In India’s space programme community, the announcement was met with jubilation. In recent years, Indian space scientists have worked hard at spacecraft and satellite research and development.
“This was one of the main objectives of Chandrayaan-1, to find evidence of water on the Moon," Annadurai said.
Although the project was eventually aborted in August ahead of schedule, in the end it appears it was successful.
However, Indian Space Research Organisation (ISRO) Chairman G. Madhavan Nair is more cautious, waiting for the US space agency NASA to confirm the finding. In fact, Nair said, “I can't confirm the presence of water now. Before the end of this week, we will let you know".
As far back as the 1980s, scientists had theorised that water might be present on the moon, but the Indian finding would be the first evidence proving the theory. For ISRO, it would be a great coup.
India’s space programme has not yet celebrated the first anniversary of the launching Chandrayaan-1 (pictured), the first made-in-India space mission, and a ground-breaking achievement.

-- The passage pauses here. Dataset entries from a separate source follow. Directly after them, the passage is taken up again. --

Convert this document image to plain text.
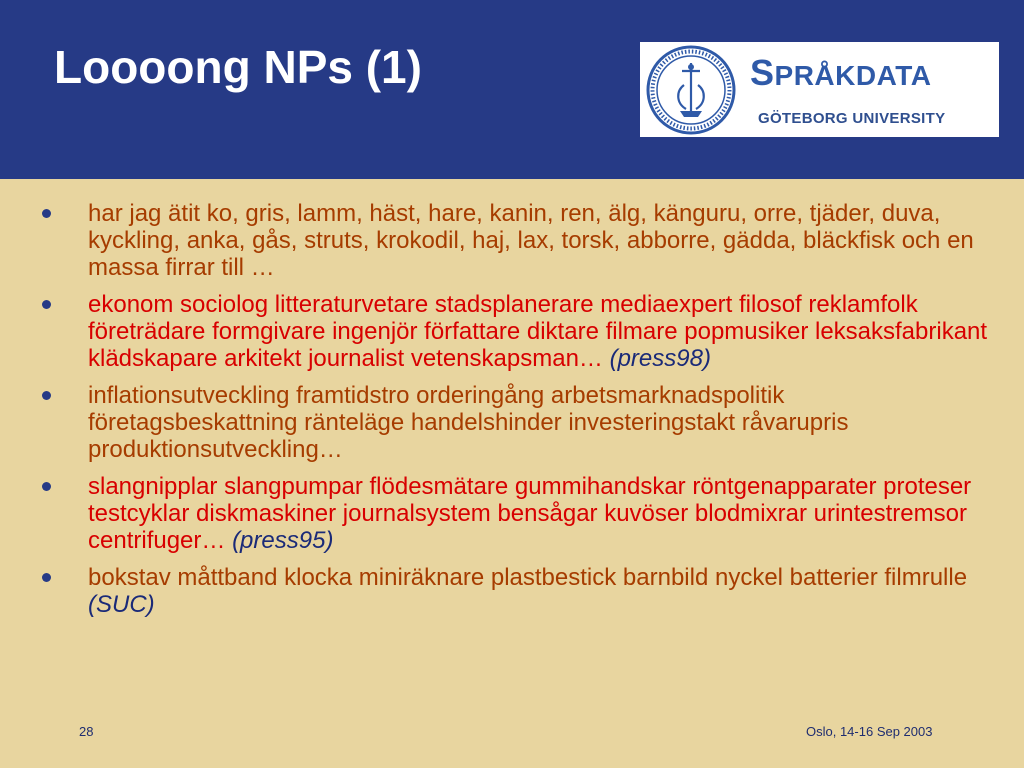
Loooong NPs (1)	SPRÅKDATA
GÖTEBORG UNIVERSITY
har jag ätit ko, gris, lamm, häst, hare, kanin, ren, älg, känguru, orre, tjäder, duva, kyckling, anka, gås, struts, krokodil, haj, lax, torsk, abborre, gädda, bläckfisk och en massa firrar till …
ekonom sociolog litteraturvetare stadsplanerare mediaexpert filosof reklamfolk företrädare formgivare ingenjör författare diktare filmare popmusiker leksaksfabrikant klädskapare arkitekt journalist vetenskapsman… (press98)
inflationsutveckling framtidstro orderingång arbetsmarknadspolitik företagsbeskattning ränteläge handelshinder investeringstakt råvarupris produktionsutveckling…
slangnipplar slangpumpar flödesmätare gummihandskar röntgenapparater proteser testcyklar diskmaskiner journalsystem bensågar kuvöser blodmixrar urintestremsor centrifuger… (press95)
bokstav måttband klocka miniräknare plastbestick barnbild nyckel batterier filmrulle (SUC)
28	Oslo, 14-16 Sep 2003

In October 2008, when the probe was still on the launch pad at Satish Dhawan Space Centre in Sriharikota, former ISRO chief G.K. Menon said, “The next step will be sending a manned mission to the moon for which trials have already begun” (see “India’s first lunar probe to take off, seeking water on the moon,” in AsiaNews, 21 October 2008)
In the meantime, as it prepares to send its first astronauts into space, ISRO on Wednesday launched Oceansat-2, India’s second ocean-monitoring satellite, which will study ocean surface phenomena as well as atmospheric aerosols and suspended sediments in the water.
This launch is part of an international mission that includes Germany, Switzerland and Turkey, who own the six nano satellites that were placed in orbit along with Oceansat-2.